When I got married everything became a concern particularly gaining weight. My folks always teased me that I will finally get the chance to fill in some meat inside that skin of mine I call body. Few months later the dreaded thing happen. I got pregnant. I am very happy, of course, that my husband and I are going to be parents. I was so happy, floating to cloud nine happy. I couldn't believe I could be pregnant. That I am capable of procreating! A few weeks later, reality sinked in. My husband always reminded me to be careful because I am carrying our little tyke inside me. Thus I can no longer sprint nor do wall climbing at our local sports center.

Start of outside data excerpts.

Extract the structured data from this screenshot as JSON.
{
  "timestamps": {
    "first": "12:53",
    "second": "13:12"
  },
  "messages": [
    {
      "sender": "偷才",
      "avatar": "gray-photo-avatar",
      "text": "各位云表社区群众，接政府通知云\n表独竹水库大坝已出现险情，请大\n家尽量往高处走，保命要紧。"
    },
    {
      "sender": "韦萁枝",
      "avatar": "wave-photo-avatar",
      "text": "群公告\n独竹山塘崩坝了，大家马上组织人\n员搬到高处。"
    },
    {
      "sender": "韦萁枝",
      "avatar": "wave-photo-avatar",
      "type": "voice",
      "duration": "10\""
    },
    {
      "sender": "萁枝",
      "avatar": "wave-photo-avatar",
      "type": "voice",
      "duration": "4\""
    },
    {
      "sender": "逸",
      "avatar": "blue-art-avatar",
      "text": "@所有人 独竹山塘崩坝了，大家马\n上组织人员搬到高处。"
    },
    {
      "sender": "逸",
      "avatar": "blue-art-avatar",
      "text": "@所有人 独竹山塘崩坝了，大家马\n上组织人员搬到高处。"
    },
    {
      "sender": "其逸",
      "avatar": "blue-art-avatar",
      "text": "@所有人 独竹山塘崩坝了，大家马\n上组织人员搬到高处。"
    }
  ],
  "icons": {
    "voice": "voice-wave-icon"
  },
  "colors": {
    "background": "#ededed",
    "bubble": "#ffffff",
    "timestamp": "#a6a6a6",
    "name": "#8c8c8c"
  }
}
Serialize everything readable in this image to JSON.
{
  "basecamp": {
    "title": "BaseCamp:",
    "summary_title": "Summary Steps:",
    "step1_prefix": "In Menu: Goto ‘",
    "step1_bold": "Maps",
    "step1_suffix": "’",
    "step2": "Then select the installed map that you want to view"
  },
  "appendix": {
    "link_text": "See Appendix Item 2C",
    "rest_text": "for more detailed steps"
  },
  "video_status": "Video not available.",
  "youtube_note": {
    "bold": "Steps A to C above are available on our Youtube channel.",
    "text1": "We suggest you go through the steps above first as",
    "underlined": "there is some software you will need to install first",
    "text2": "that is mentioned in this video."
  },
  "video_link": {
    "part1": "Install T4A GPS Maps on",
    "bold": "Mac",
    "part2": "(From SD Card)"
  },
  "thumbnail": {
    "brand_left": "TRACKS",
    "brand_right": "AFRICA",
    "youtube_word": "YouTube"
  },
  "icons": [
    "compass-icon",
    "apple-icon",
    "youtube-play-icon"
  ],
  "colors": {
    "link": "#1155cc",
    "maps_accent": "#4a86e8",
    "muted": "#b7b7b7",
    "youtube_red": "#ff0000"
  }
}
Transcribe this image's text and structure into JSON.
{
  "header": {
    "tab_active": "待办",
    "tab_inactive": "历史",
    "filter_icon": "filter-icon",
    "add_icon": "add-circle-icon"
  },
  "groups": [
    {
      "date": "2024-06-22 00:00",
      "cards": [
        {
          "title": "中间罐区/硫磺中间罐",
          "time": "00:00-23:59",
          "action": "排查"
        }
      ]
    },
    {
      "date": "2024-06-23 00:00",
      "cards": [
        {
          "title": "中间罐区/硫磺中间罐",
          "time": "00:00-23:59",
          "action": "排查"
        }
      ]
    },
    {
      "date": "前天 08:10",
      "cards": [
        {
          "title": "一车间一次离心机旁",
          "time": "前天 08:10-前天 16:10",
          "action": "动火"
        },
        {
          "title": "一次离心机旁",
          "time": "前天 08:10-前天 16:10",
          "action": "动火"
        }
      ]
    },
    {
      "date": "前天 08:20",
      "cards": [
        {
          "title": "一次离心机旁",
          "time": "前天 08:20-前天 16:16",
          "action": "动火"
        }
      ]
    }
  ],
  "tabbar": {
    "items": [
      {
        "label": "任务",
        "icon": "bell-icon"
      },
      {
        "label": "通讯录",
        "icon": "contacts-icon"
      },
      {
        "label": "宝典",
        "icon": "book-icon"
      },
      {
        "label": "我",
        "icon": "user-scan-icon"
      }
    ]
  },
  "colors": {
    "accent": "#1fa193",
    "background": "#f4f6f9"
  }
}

When I hit the scales, imagine to my horror! I gained not a few grams or a pound. I became heavy. I got worried. My loving husband always assured me that I look fine and that I have that motherly glow--- whatever that is. He is so proud of me that I took care of myself and our baby.

I then consulted my doctor about my exercising. She said I can still do some exercises that is not too strenuous to endanger me and the baby. Exercising helps especially during delivery. So the best I could come up with is walking. With my bulging tummy I could hardly get myself to wear a bathing suit to take a few laps in the public pool. This is also attributed to my paranoia that I might get infections and other dreaded diseases while swimming in the public pool which could endanger my baby.

With this line of thinking, it finally hit me that I am becoming a mommy. I am no longer the selfish and vain skinny girl that I used to be. I became resolute to help my baby develop inside me well and healthy to give him a good chance at life. I ate a lot vegetables, I drank plenty of water, do some walk exercises and read a lot of articles on pregnancy.

Days passed and I could hardly recognize the person standing in front of the mirror. I grew so big and could hardly see my own toes. I am still conscious about my weight though. I make it a point that I am within the limits approved by my doctor.

Becoming a mother has slowly changed my way of thinking. My pregnancy alone have put on hold my personal interests. So what if I have grown big. I can always shed the pounds I gained after giving birth to my precious baby.

I am so proud having a bloated tummy. Being fat and pregnant is not horrible after all. In fact it is one of the happiest moments of my life and I bet there's more to come when my baby comes out.